HyDRA:通过混合距离分数排名聚合进行基因优先级排序。
HyDRA: gene prioritization via hybrid distance-score rank aggregation.
作者信息
Kim Minji, Farnoud Farzad, Milenkovic Olgica
机构信息
Department of Electrical and Computer Engineering, University of Illinois at Urbana-Champaign, Urbana, IL 61801, USA.
出版信息
Bioinformatics. 2015 Apr 1;31(7):1034-43. doi: 10.1093/bioinformatics/btu766. Epub 2014 Nov 18.
UNLABELLED
Gene prioritization refers to a family of computational techniques for inferring disease genes through a set of training genes and carefully chosen similarity criteria. Test genes are scored based on their average similarity to the training set, and the rankings of genes under various similarity criteria are aggregated via statistical methods. The contributions of our work are threefold: (i) first, based on the realization that there is no unique way to define an optimal aggregate for rankings, we investigate the predictive quality of a number of new aggregation methods and known fusion techniques from machine learning and social choice theory. Within this context, we quantify the influence of the number of training genes and similarity criteria on the diagnostic quality of the aggregate and perform in-depth cross-validation studies; (ii) second, we propose a new approach to genomic data aggregation, termed HyDRA (Hybrid Distance-score Rank Aggregation), which combines the advantages of score-based and combinatorial aggregation techniques. We also propose incorporating a new top-versus-bottom (TvB) weighting feature into the hybrid schemes.
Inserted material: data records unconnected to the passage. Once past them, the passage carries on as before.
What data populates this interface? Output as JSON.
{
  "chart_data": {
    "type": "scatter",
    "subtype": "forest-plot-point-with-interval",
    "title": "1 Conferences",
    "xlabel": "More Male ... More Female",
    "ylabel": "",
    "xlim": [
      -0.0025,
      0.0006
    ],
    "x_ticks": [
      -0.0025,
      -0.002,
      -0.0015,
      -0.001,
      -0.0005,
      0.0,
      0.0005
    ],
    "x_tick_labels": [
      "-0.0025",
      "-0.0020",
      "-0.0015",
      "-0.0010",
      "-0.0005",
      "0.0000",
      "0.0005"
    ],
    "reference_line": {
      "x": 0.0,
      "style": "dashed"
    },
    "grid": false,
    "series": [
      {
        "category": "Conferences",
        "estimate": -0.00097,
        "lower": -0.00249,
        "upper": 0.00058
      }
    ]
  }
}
The TvB feature ensures that aggregates are more reliable at the top of the list, rather than at the bottom, since only top candidates are tested experimentally; (iii) third, we propose an iterative procedure for gene discovery that operates via successful augmentation of the set of training genes by genes discovered in previous rounds, checked for consistency.
MOTIVATION
Fundamental results from social choice theory, political and computer sciences, and statistics have shown that there exists no consistent, fair and unique way to aggregate rankings. Instead, one has to decide on an aggregation approach using predefined set of desirable properties for the aggregate. The aggregation methods fall into two categories, score- and distance-based approaches, each of which has its own drawbacks and advantages. This work is motivated by the observation that merging these two techniques in a computationally efficient manner, and by incorporating additional constraints, one can ensure that the predictive quality of the resulting aggregation algorithm is very high.
RESULTS
We tested HyDRA on a number of gene sets, including autism, breast cancer, colorectal cancer, endometriosis, ischaemic stroke, leukemia, lymphoma and osteoarthritis. Furthermore, we performed iterative gene discovery for glioblastoma, meningioma and breast cancer, using a sequentially augmented list of training genes related to the Turcot syndrome, Li-Fraumeni condition and other diseases. The methods outperform state-of-the-art software tools such as ToppGene and Endeavour. Despite this finding, we recommend as best practice to take the union of top-ranked items produced by different methods for the final aggregated list.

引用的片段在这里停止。